Auch für Paare gibt es Wohnungen im „Lebensort Vielfalt“. Eine davon werden Klaus Peter Ruppelt (62) und Lothar Köhler (58) beziehen. Bis auf eine Kaffeemaschine, eine Flasche Laminatreiniger und natürlich das Männertreu sind die Räume noch leer. Die Möbel stehen noch in der Wohnung in Kreuzberg, die die Männer nun verlassen. „Mit über 70 ist ein Umzug viel anstrengender als mit Anfang 60, deshalb ziehen wir jetzt schon um“, sagt Ruppelt. Seit zwei Jahren führt er mit Köhler eine eingetragene Partnerschaft, ein Paar sind die beiden schon viel länger. „Wir wollen hier unseren Lebensabend verbringen“, sagt Köhler.

Füreinander einkaufen

Mit den 78 Quadratmetern der neuen Wohnung verkleinern sich die beiden zwar. Und die Miete von 850 Euro ist nicht gerade günstig. Das nehmen sie aber gerne in Kauf, weil ihnen die Philosophie des Hauses gefällt. Ruppelt will sich als Pate für andere Bewohner engagieren. Der Altenpfleger weiß: „Im Tagesgeschäft hat das Pflegepersonal gerade Zeit fürs Nötigste. Aber wir Nachbarn können Spazierfahrten mit Rollstuhlfahrern unternehmen oder füreinander einkaufen gehen.“

Aber braucht es dafür ein eigenes Haus? Marcel de Groot von der Schwulenberatung wird oft gefragt, ob die Bewohner sich nicht selbst ausgrenzten. Er widerspricht: „Wir sind eine schwule Einrichtung, aber wir wollen alle anderen nicht ausklammern.“ Manche tun das allerdings selbst: Einige der 200 Interessenten wollten nicht mehr einziehen, als sie erfuhren, dass auch einige Frauen und Heterosexuelle im „Lebensort Vielfalt“ wohnen werden.

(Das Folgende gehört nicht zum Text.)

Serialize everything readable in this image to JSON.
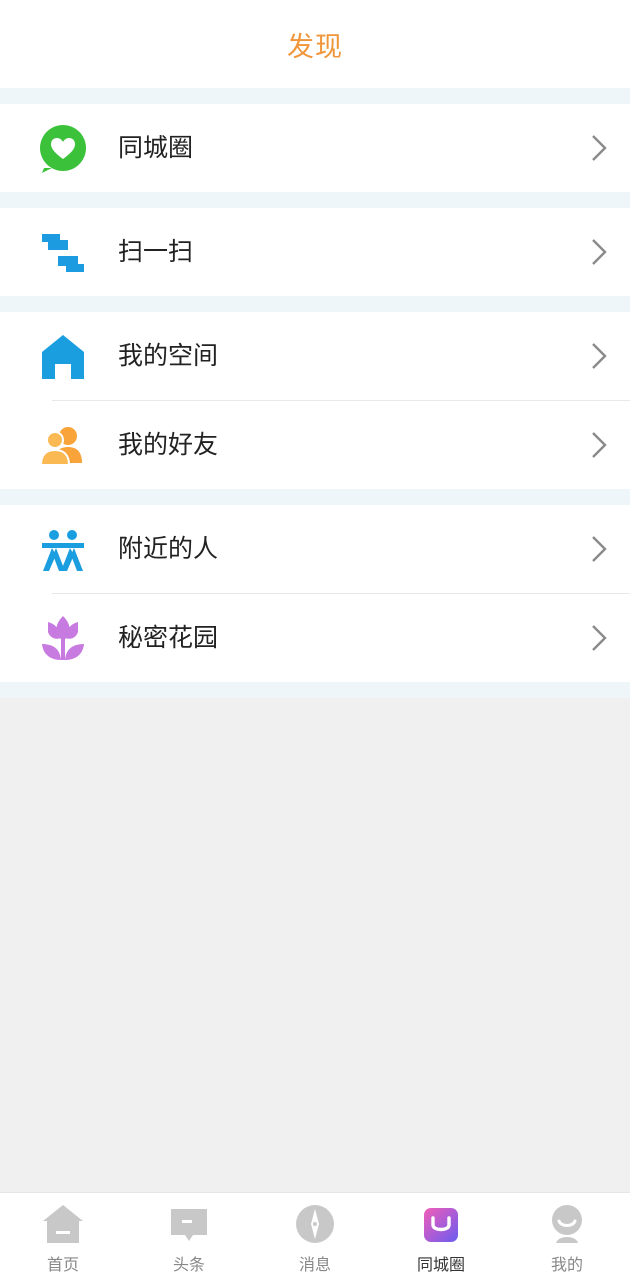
{
  "header": {
    "title": "发现"
  },
  "groups": [
    [
      {
        "label": "同城圈",
        "icon": "heart-bubble-icon",
        "color": "#3cc13b"
      }
    ],
    [
      {
        "label": "扫一扫",
        "icon": "scan-icon",
        "color": "#1c9be0"
      }
    ],
    [
      {
        "label": "我的空间",
        "icon": "home-icon",
        "color": "#1a9ee0"
      },
      {
        "label": "我的好友",
        "icon": "friends-icon",
        "color": "#f8a43a"
      }
    ],
    [
      {
        "label": "附近的人",
        "icon": "people-icon",
        "color": "#1a9ee0"
      },
      {
        "label": "秘密花园",
        "icon": "flower-icon",
        "color": "#c77ae0"
      }
    ]
  ],
  "tabbar": {
    "items": [
      {
        "label": "首页",
        "icon": "home-tab-icon"
      },
      {
        "label": "头条",
        "icon": "news-tab-icon"
      },
      {
        "label": "消息",
        "icon": "compass-tab-icon"
      },
      {
        "label": "同城圈",
        "icon": "shopping-bag-tab-icon",
        "active": true
      },
      {
        "label": "我的",
        "icon": "profile-tab-icon"
      }
    ]
  },
  "colors": {
    "accent": "#f0953a",
    "gap": "#eef6f9",
    "background": "#f0f0f0"
  }
}
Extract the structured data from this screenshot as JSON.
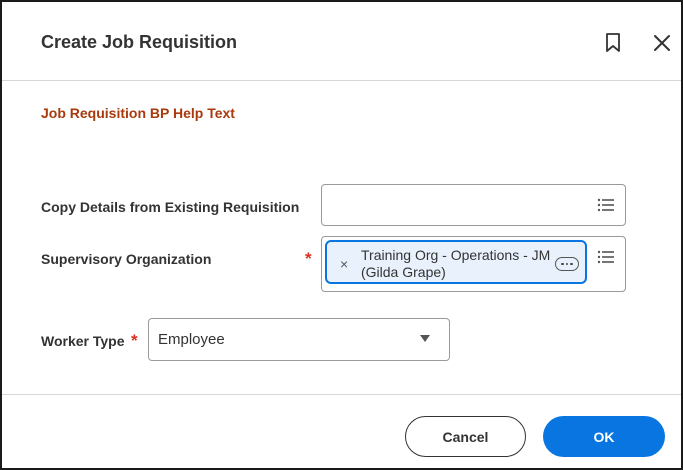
{
  "dialog": {
    "title": "Create Job Requisition",
    "help_link": "Job Requisition BP Help Text"
  },
  "icons": {
    "bookmark": "bookmark-icon",
    "close": "close-icon",
    "prompt_list": "list-icon",
    "remove": "x-icon",
    "more": "ellipsis-icon",
    "dropdown": "caret-down-icon"
  },
  "fields": {
    "copy_details": {
      "label": "Copy Details from Existing Requisition",
      "value": ""
    },
    "supervisory_org": {
      "label": "Supervisory Organization",
      "required_mark": "*",
      "selected": "Training Org - Operations - JM (Gilda Grape)",
      "remove_glyph": "×"
    },
    "worker_type": {
      "label": "Worker Type",
      "required_mark": "*",
      "value": "Employee"
    }
  },
  "footer": {
    "cancel_label": "Cancel",
    "ok_label": "OK"
  },
  "colors": {
    "accent": "#0875e1",
    "required": "#de2e21",
    "help_link": "#a83a0e",
    "selected_pill_bg": "#e9f2fc"
  }
}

Umgekehrt müssen Berliner Schwule auch heute noch mit homophoben Anfeindungen leben. Am Tag der offenen Baustelle etwa sagte eine Nachbarin: „Um Gottes willen, dass ich so was noch erleben muss.“ Dennoch, der Großteil der Reaktionen aus der Umgebung fällt positiv aus.

Im Erdgeschoss eröffnet im Juni der „Wilde Oscar“. De Groot hofft, dass das Projekt durch den Cafébetrieb zum Teil des Kiezes wird. Er ist stolz auf das Haus mit der rosa Fassade, in dem mehr als fünf Jahre Arbeit stecken. Und es wird nicht einmalig bleiben: Eine Initiative lesbischer Frauen aus Neukölln sucht bereits nach einem Grundstück.